Si je faisais figure de privilégié en partageant parfois ces plaisirs raffinés, on me faisait sentir qu’il ne fallait pas pour autant me croire installé. On me réservait le plus souvent les miettes du festin. Et si ces miettes étaient pour moi un menu inespéré, je devais garder mon rang et remercier platement, je dirais même bassement. Le plus dur était encore le sourire gêné de certaines femmes tentées par la sauvagerie du soldat, ma réputation ayant franchi les bienséances. Et si même pour quelques-unes d’entre elles l’envie d’y revenir était trop forte, je devais bien comprendre que tout cela était exceptionnel, des erreurs d’un soir qu’il fallait très vite oublier. C’est sans doute pour ne pas l’avoir fait que ma troisième surprise faillit tourner bien mal pour moi. Sans compter le sort plutôt triste de notre lieutenant. La dureté de la guerre pouvait être supportée grâce aux pauses accordées entre les montées en ligne. Les plus modestes s’arrêtaient aux villages de l’arrière qui avaient su aménager des lieux de repos pour le soldat méritant. L’essentiel de ces lieux reposant sur l’alcool et les femmes. Les officiers ne pouvaient se compromettre aussi vulgairement. C’est pourquoi en dehors des repas et de leurs prolongements, dont j’ai déjà parlé, on cherchait plus loin des plaisirs plus raffinés ayant un rapport avec la vie d’avant la guerre. On y perdait en spontanéité, en satisfaction immédiate d’envies un peu vulgaires mais on se dépaysait, oubliant un peu la triste vie du combattant. Mon lieutenant avait ainsi loué une automobile et s’en allait plus loin lors de ses périodes de pause. Il avait rencontré une jeune fille de bonne famille avec laquelle il entretenait une cour à l’ancienne et échangeait des lettres subtiles où l’amour s’épanouissait. Or, il lui prit un jour de me demander de l’accompagner. En tant que chauffeur, bien sûr, non invité à la table de la famille de la demoiselle, mais avec le statut de domestique bien intégré.
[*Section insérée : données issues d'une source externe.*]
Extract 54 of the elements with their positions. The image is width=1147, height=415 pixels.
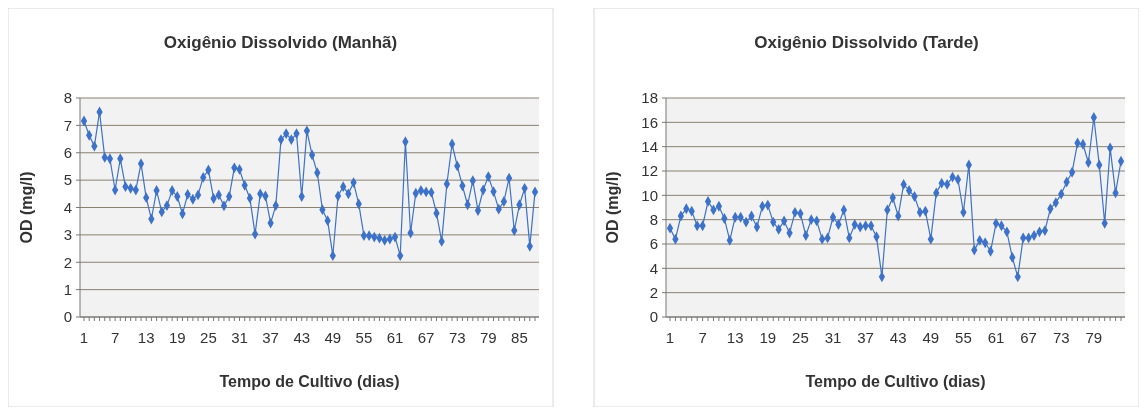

Ces quelques jours soustraits au front me convenaient plutôt. Nous partions de bonne heure le matin et arrivions à la propriété pour le déjeuner. Il s’agissait d’un manoir restauré, d’un goût discutable, mais en tout point confortable. Je déjeunais à la cuisine d’un menu sans doute moins relevé que celui des maîtres mais plus que convenable comparé au régime ordinaire de notre régiment. Et puis, à la cuisine, il y avait Marie. Elle était jeune, elle était fraîche et pour tout dire un peu dévergondée. Pendant que mon lieutenant comptait fleurette à la jeune fille enamourée il arrivait souvent, à Marie et à moi, de goûter à des fruits un peu plus acides. Tout était allé très vite. Nous en avions envie tous les deux. Nous nous le fîmes savoir sans trop de précautions. Cette franchise, cette spontanéité, ajoutées à l’urgence de la guerre, s’avérèrent parfaites pour notre accord charnel. Notre aventure fut connue très vite dans toute la maison et on s’en amusa. Tant que cela restait à la cuisine on s’en accommodait. Je crois même que le lieutenant et la jeune fille pimentaient un peu leur discours amoureux des frasques supposées du soldat et de la cuisinière. Nous en parlâmes une fois sur la route du retour. Nous n’en étions pas tout à fait aux réelles confidences mais le lieutenant se laissa aller à parler d’une promesse qui devait bientôt se concrétiser. Et de fil en aiguille, lorsque nous arrivâmes à notre cantonnement, je savais le jour et pratiquement l’heure à laquelle devait succomber la jeune fille, vierge naturellement. Or, le jour où l’acte devait être accompli, le lieutenant désespéré vint me voir. Le colonel avait absolument besoin de lui. L’élaboration d’un plan d’urgence dont la victoire dépendait. Il était trop tard pour prévenir la belle qui serait certainement très déçue. Et le lieutenant me supplia d’aller annoncer moi-même la mauvaise nouvelle.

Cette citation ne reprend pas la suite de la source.